Student-led program offers chance for children to learn basic French

Logan Raschke, Staff Reporter

La Petite École, a student-led program with the purpose of teaching basic French to children from grades 1-6, began Saturday afternoon at Coleman Hall.

La Petite École, or “The Little School,” is a four-week program where advanced French students instruct registered children from local elementary schools for an hour every Saturday during the four weeks. As of now, La Petite École has about thirty or more elementary students signed up.

Instructor of French Ryan Schroth said enrolled children learn about French culture and the basics of the language through engaging learning activities, courtesy of the student instructors.

“Our main objective is to have fun and introduce these students to a cool language,” he said.

The children are organized into three different classrooms with one advanced French student, one or two assistants and sometimes other student helpers to conduct the lessons, Schroth said.

The children all make crafts, eat French snacks and play interactive games to reinforce the French lessons during each of the one-hour Saturday classes, Schroth said.

Something Schroth said he believes is important is to introduce children to foreign languages earlier rather than later.

“I want to make students excited about French and all the other cultures and countries and groups of people that speak it around the world,” he said. “It’s one of my own personal beliefs that we should be teaching foreign languages in elementary school.”

Schroth said students in the United States are usually only offered foreign language classes in high school, and it can be difficult to completely learn one in just four years.

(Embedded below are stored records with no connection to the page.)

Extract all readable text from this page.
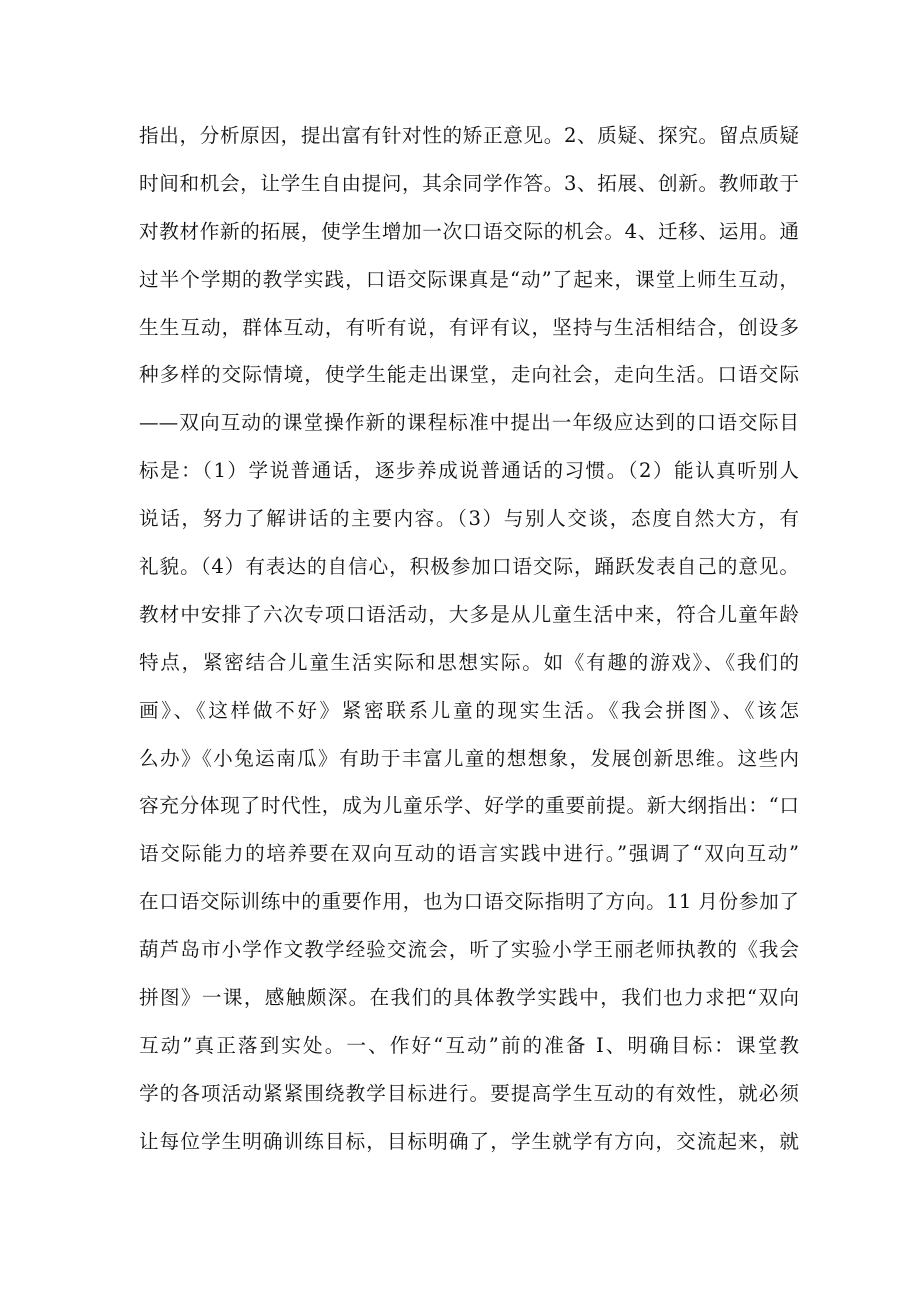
指出，分析原因，提出富有针对性的矫正意见。2、质疑、探究。留点质疑
时间和机会，让学生自由提问，其余同学作答。3、拓展、创新。教师敢于
对教材作新的拓展，使学生增加一次口语交际的机会。4、迁移、运用。通
过半个学期的教学实践，口语交际课真是“动”了起来，课堂上师生互动，
生生互动，群体互动，有听有说，有评有议，坚持与生活相结合，创设多
种多样的交际情境，使学生能走出课堂，走向社会，走向生活。口语交际
——双向互动的课堂操作新的课程标准中提出一年级应达到的口语交际目
标是：（1）学说普通话，逐步养成说普通话的习惯。（2）能认真听别人
说话，努力了解讲话的主要内容。（3）与别人交谈，态度自然大方，有
礼貌。（4）有表达的自信心，积极参加口语交际，踊跃发表自己的意见。
教材中安排了六次专项口语活动，大多是从儿童生活中来，符合儿童年龄
特点，紧密结合儿童生活实际和思想实际。如《有趣的游戏》、《我们的
画》、《这样做不好》紧密联系儿童的现实生活。《我会拼图》、《该怎
么办》《小兔运南瓜》有助于丰富儿童的想想象，发展创新思维。这些内
容充分体现了时代性，成为儿童乐学、好学的重要前提。新大纲指出：“口
语交际能力的培养要在双向互动的语言实践中进行。”强调了“双向互动”
在口语交际训练中的重要作用，也为口语交际指明了方向。11 月份参加了
葫芦岛市小学作文教学经验交流会，听了实验小学王丽老师执教的《我会
拼图》一课，感触颇深。在我们的具体教学实践中，我们也力求把“双向
互动”真正落到实处。一、作好“互动”前的准备 I、明确目标：课堂教
学的各项活动紧紧围绕教学目标进行。要提高学生互动的有效性，就必须
让每位学生明确训练目标，目标明确了，学生就学有方向，交流起来，就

If students are introduced to foreign languages earlier in life, like in elementary school, it implants an interest to learn more about it much earlier and can make the process of learning much easier, he said.

Maya Hunter, a junior double political science and foreign languages major and instructor for La Petite École, said the program benefits both the children and the French students involved.

For children, she said it gives them the confidence to explore their initial intrigue with French, and it offers an entry-level basic education everyone interested in French should know.

For the French students instructing the children, Le Petite École provides a learning experience they need for their professional futures.

“It’s just a general rule that when you teach, you learn better,” she said. “Anyone will tell you that to become a master, you have to be a teacher first, and a lot of our students are in the teacher certification program, so (La Petite École) is also like a first glimpse into what it might be like actually working with writing lesson plans, designing worksheets, planning classroom activities and stuff like that.”

Hunter said one of her favorite aspects of La Petite École is instilling the first interest of learning French into the elementary students and teaching them the basics.

“I just love, love, love, love working with the kids,” she said. “It’s just so much fun to see them get excited. It makes (the instructors) excited.”

Even though it may sound odd at first, Schroth said his absolute favorite part of La Petite École is seeing the children reunite with their parents and go home for the day.

“The students (leave) and they’ve got their little craft in their hand and they’re wearing their little beret that we’ve given them and they wave and say ‘au revoir’ in front of their parents,” he said. “It makes the parents happy, it makes me happy and I think the kid has genuinely learned.”